A Hybrid Training-time and Run-time Defense Against Adversarial Attacks in Modulation Classification
Lu Zhang, Sangarapillai Lambotharan, Gan Zheng, Guisheng Liao, Ambra Demontis, Fabio Roli
TL;DR
The paper tackles the vulnerability of deep learning–based automatic modulation classification (AMC) to adversarial examples in white-box settings. It introduces a hybrid defense (HTRD) that combines Customized Adversarial Training (CAT) with adaptive perturbation budgets $\epsilon_i$ and adaptive label smoothing $\tilde{y}_i$, and a run-time neural rejection (NR) detector based on an $\text{RBF}$-SVM trained on last-layer features, with a rejection threshold $S_0$ and a white-box attack constrained by $||x-x'||_2 \le \varepsilon$ where $\varepsilon = \sqrt{PNR \cdot \|x\|_2^2 /(SNR+1)}$. The CAT training enlarges the input-space margin, yielding clearer class separation at the last feature layer and a larger rejection region, while the NR detector provides a guard against low-confidence misclassifications. On the RML2016.10a dataset, CAT outperforms LS-GNA in DNN defenses, and the combined HTRD approach outperforms prior two-fold defenses and NR-based schemes, achieving higher robustness with minimal loss in benign accuracy.
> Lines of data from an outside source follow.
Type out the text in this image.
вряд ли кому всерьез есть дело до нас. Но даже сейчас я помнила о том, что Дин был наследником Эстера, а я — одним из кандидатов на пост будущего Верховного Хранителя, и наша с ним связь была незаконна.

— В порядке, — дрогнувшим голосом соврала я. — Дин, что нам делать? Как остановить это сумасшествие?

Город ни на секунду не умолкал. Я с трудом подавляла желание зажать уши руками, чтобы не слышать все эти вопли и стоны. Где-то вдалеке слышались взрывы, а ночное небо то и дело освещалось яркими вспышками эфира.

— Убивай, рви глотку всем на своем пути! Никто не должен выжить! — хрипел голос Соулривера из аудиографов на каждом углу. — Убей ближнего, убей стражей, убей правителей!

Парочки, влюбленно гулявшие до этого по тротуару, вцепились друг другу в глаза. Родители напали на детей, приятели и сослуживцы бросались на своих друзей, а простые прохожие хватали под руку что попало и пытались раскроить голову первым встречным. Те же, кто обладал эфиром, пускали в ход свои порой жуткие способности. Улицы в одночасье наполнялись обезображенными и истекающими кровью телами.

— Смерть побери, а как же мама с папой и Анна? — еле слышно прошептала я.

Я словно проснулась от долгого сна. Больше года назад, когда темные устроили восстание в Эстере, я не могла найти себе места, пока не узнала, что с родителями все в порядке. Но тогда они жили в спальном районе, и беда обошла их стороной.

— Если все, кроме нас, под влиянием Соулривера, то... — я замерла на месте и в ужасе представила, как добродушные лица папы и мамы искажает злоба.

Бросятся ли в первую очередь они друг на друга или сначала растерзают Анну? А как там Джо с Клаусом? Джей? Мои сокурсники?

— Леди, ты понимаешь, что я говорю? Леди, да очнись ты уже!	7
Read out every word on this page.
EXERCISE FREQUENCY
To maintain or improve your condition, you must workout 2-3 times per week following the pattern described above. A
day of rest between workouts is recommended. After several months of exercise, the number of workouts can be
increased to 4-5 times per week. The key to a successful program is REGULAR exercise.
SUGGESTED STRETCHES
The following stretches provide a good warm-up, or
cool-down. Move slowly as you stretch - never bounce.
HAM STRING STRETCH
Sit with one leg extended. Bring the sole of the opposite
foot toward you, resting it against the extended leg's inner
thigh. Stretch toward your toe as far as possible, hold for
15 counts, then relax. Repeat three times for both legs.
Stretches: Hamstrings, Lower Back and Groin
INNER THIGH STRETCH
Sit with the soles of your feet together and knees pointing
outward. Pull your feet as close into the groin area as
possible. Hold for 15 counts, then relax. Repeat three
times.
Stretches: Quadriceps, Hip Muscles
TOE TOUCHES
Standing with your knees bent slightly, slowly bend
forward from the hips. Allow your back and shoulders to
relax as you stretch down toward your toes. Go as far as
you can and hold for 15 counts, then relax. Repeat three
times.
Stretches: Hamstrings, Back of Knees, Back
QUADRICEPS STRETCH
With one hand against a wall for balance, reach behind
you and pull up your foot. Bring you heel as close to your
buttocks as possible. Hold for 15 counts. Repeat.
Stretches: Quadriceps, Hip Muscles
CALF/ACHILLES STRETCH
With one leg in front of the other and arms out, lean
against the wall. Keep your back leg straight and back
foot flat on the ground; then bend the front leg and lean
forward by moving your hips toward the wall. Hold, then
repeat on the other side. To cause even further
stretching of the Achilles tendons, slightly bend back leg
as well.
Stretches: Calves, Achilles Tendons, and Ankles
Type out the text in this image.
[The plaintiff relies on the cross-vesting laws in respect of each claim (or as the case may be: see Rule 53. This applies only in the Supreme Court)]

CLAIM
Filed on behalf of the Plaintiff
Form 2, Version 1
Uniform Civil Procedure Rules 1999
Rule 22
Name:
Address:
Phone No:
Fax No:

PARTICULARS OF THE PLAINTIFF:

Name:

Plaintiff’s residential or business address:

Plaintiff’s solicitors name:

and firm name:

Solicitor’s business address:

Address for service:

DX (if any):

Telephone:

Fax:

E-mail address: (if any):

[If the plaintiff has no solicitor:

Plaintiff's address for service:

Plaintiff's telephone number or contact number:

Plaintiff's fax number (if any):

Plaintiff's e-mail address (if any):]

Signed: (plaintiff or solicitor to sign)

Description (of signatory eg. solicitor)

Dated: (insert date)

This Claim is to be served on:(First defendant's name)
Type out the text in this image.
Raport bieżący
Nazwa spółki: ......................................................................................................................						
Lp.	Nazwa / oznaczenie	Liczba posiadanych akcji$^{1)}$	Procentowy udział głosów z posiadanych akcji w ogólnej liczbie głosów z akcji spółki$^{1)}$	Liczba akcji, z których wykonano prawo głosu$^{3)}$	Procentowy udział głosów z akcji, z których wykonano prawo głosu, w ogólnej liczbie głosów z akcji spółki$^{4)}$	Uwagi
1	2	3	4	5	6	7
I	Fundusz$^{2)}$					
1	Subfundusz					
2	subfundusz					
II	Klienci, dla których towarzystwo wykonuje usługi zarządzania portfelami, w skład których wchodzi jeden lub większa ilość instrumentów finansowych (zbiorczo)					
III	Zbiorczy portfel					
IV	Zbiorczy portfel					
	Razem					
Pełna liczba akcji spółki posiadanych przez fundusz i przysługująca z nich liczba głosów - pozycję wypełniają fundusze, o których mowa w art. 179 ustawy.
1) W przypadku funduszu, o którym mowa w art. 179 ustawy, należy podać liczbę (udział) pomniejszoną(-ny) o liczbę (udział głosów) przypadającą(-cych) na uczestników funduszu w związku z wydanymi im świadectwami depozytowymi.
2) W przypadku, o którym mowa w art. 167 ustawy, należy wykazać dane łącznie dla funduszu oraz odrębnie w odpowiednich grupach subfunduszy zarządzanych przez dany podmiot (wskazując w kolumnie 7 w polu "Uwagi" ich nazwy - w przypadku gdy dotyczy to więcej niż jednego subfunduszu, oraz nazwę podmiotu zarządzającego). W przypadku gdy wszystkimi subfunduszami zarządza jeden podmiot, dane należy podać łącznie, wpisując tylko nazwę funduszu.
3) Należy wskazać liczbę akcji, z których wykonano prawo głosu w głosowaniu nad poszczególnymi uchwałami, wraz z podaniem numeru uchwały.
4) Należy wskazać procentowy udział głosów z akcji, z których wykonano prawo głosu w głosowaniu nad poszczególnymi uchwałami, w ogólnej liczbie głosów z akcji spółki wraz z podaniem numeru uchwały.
The results suggest that jointly optimizing training-time robustness with a run-time rejection mechanism can meaningfully strengthen modulation classification in adversarial environments, with practical implications for secure cognitive radio and related wireless systems. The methodology leverages $\epsilon_i$-based adaptive adversarial training, adaptive label smoothing, and SVM-based anomaly rejection to raise the cost and difficulty of successful attacks.
Abstract
Motivated by the superior performance of deep learning in many applications including computer vision and natural language processing, several recent studies have focused on applying deep neural network for devising future generations of wireless networks. However, several recent works have pointed out that imperceptible and carefully designed adversarial examples (attacks) can significantly deteriorate the classification accuracy. In this paper, we investigate a defense mechanism based on both training-time and run-time defense techniques for protecting machine learning-based radio signal (modulation) classification against adversarial attacks. The training-time defense consists of adversarial training and label smoothing, while the run-time defense employs a support vector machine-based neural rejection (NR). Considering a white-box scenario and real datasets, we demonstrate that our proposed techniques outperform existing state-of-the-art technologies.